No. not the kind where you remove foil to expose chicken, lol (I am dating myself since they no longer use foil - plastic, plastic everywhere!). I got this recipe from watching TV - Americas Test Kitchen to be specific. I LOE that show and its sister show Cooks county. I saw this recipe and seeing as I had all the ingredients on hand, I made it. Actually the one ingredient I did not have was the whiter wine - I drink red. BUT I subbed with white wine vinegar and I think it was outstanding.
Chicken Scampi
2 eggs beaten with 1/2 tsp salt
3/4 C flour + 1 Tbs
salt and pepper
2 pounds chicken tenders (I used boneless skinless chicken breast that I cut into strips.)
salt and pepper
2 pounds chicken tenders (I used boneless skinless chicken breast that I cut into strips.)
6 Tbs vegetable oil
1 red bell pepper, sliced
8 cloves garlic, sliced
1 1/4 C chicken broth
3/4 C white wine (I used white wine vinegar)
4 Tbs butter
2 Tbs parsley
season chicken with salt and pepper, dip in egg and dredge in 3/4 C flour.

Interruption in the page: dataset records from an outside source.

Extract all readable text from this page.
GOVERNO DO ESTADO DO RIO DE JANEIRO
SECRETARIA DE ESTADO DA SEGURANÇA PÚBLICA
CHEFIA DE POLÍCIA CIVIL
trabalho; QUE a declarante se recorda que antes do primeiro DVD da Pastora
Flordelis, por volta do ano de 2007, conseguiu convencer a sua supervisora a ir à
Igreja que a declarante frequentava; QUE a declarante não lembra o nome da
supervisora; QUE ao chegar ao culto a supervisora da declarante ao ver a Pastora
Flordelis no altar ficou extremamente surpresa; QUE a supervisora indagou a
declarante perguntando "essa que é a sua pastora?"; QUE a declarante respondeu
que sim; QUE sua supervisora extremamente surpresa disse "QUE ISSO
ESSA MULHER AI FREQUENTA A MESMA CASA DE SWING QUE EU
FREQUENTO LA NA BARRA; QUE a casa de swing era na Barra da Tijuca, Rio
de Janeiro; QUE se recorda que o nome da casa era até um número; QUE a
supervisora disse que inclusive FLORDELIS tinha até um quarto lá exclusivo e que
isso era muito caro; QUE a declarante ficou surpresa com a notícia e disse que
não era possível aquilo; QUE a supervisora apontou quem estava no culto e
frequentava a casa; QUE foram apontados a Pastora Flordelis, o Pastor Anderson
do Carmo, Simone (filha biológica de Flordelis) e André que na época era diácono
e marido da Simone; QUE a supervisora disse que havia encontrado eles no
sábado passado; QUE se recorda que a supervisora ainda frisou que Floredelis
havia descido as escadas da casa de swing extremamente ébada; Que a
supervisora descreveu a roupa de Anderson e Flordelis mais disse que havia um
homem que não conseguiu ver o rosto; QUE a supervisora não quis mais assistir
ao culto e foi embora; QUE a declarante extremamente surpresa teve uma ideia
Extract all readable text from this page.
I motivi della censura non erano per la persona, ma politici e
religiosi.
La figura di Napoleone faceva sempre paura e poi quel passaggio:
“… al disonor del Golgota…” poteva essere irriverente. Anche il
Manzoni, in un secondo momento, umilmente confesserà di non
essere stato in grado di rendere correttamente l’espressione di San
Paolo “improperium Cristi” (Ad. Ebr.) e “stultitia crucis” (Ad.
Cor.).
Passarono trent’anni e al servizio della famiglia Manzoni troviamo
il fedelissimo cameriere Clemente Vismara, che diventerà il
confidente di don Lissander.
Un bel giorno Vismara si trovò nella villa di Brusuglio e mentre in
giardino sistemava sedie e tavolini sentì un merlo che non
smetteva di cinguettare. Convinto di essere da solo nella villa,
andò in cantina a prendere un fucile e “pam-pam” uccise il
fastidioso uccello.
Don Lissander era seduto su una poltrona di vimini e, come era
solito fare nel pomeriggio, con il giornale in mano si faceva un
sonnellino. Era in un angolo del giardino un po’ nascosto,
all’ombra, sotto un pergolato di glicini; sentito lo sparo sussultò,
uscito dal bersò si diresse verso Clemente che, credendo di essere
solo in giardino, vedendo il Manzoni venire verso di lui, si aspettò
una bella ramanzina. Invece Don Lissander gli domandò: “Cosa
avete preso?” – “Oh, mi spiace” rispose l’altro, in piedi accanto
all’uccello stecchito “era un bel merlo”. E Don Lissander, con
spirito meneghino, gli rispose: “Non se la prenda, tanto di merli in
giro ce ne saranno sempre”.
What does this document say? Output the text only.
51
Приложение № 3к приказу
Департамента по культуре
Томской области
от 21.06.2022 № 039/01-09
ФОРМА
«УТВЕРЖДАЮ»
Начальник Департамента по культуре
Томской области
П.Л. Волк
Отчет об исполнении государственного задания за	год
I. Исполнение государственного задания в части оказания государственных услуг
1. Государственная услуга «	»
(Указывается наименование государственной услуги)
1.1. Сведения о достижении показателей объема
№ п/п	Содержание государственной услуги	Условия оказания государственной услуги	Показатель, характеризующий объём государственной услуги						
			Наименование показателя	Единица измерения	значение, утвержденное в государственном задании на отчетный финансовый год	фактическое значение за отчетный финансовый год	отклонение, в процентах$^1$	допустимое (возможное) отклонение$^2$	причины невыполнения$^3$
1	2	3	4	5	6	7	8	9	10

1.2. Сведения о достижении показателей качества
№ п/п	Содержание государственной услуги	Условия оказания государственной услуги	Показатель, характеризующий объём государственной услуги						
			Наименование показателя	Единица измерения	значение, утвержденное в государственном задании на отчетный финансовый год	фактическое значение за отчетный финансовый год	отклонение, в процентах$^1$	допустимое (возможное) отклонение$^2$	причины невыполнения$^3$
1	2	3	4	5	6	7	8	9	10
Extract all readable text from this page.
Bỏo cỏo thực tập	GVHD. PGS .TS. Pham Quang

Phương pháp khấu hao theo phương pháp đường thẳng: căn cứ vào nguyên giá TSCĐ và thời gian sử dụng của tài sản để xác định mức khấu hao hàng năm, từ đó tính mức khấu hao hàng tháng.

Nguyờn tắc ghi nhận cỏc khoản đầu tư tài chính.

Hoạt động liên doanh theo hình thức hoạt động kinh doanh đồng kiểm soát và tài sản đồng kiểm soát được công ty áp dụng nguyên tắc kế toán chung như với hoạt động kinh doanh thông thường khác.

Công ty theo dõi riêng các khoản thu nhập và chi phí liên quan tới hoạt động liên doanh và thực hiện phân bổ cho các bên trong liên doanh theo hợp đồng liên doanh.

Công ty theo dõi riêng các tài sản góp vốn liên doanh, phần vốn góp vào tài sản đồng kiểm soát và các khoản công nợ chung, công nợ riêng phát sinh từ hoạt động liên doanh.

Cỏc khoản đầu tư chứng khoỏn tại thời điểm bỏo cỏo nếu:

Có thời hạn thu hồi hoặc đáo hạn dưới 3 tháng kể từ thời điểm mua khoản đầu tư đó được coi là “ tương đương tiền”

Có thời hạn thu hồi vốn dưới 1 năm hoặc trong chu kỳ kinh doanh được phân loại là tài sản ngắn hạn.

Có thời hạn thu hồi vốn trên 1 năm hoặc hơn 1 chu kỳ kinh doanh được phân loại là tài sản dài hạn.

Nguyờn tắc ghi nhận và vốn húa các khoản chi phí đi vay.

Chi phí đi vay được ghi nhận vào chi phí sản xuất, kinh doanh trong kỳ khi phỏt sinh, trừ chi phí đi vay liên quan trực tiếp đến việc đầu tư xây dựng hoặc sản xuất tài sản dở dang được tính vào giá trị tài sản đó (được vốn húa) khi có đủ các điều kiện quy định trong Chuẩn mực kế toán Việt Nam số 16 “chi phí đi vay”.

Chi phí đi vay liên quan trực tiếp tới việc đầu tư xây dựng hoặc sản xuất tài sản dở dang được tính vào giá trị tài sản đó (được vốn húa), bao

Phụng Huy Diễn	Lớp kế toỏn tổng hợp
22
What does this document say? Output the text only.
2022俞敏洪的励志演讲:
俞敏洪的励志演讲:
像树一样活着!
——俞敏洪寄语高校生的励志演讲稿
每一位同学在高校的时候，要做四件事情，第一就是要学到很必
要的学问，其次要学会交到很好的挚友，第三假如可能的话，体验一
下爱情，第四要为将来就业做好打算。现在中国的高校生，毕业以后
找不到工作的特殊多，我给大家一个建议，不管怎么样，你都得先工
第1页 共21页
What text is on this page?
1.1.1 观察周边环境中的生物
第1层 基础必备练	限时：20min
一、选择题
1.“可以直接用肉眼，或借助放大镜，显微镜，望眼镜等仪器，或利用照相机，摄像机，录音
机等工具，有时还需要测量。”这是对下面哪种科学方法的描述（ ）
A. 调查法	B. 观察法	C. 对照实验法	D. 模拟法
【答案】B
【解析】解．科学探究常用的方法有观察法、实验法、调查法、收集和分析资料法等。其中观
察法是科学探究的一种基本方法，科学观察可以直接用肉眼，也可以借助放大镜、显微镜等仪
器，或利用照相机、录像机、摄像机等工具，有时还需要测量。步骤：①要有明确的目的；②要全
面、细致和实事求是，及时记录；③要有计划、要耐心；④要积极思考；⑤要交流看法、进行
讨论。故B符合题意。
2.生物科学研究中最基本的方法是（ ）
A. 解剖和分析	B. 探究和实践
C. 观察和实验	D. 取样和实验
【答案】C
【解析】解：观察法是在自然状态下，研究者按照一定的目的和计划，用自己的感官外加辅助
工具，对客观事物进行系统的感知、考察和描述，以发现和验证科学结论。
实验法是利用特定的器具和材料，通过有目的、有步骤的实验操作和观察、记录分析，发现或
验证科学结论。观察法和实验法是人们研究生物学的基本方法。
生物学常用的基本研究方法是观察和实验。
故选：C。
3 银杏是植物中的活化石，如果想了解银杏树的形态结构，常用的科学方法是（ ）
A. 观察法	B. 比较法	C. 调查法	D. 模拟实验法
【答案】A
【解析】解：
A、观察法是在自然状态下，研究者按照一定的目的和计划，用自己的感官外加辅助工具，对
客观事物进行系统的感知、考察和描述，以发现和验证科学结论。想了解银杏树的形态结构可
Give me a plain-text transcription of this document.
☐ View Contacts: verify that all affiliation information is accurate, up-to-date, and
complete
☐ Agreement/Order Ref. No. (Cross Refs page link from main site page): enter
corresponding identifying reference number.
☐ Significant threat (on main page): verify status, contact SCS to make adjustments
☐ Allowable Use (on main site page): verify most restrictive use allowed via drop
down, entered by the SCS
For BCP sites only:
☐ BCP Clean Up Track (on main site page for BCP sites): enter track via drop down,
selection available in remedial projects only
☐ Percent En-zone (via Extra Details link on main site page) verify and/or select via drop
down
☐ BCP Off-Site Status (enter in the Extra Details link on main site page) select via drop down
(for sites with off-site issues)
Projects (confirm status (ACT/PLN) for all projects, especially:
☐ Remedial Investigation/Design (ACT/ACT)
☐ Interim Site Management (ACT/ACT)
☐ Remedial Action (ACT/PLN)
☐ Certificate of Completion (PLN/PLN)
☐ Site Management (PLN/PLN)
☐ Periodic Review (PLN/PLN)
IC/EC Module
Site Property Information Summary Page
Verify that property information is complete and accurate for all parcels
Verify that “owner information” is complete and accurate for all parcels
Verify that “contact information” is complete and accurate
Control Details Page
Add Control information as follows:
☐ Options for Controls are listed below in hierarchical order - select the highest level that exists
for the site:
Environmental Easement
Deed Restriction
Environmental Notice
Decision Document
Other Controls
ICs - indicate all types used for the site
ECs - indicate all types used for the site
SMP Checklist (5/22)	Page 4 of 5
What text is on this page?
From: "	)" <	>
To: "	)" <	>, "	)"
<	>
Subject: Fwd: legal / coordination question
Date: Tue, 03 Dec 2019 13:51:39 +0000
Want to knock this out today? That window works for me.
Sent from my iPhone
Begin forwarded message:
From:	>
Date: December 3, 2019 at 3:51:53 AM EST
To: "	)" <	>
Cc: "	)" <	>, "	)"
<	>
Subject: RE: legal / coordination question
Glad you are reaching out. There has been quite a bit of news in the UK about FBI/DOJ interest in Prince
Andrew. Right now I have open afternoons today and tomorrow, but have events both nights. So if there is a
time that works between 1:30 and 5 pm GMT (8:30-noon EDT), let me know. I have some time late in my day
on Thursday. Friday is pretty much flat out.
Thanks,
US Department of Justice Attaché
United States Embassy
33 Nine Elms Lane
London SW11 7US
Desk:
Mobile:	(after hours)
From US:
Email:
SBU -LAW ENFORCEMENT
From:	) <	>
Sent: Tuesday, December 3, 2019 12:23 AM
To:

Brown chicken in 2 Tbs oil in skillet on both sides, remove and set aside. This will take 2 batches so wipe of pan in between and add another 2 Tbs oil before second batch
When chicken is done, wipe out skillet and add the last 2 Tbs oil. When hot saute peppers until soft and browned. add garlic and saute until fragrant. Sprinkle 1 Tbs flour over skillet and saute to cook out raw flour flavor. Add wine (or vinegar) to deglaze pan scraping up the browned bits from the bottom of the pan, add chicken broth. Lett simmer to reduce to a nice sauce. Add butter and return chicken to the skillet to coat. Serve with bread, salad or over angel hair pasta.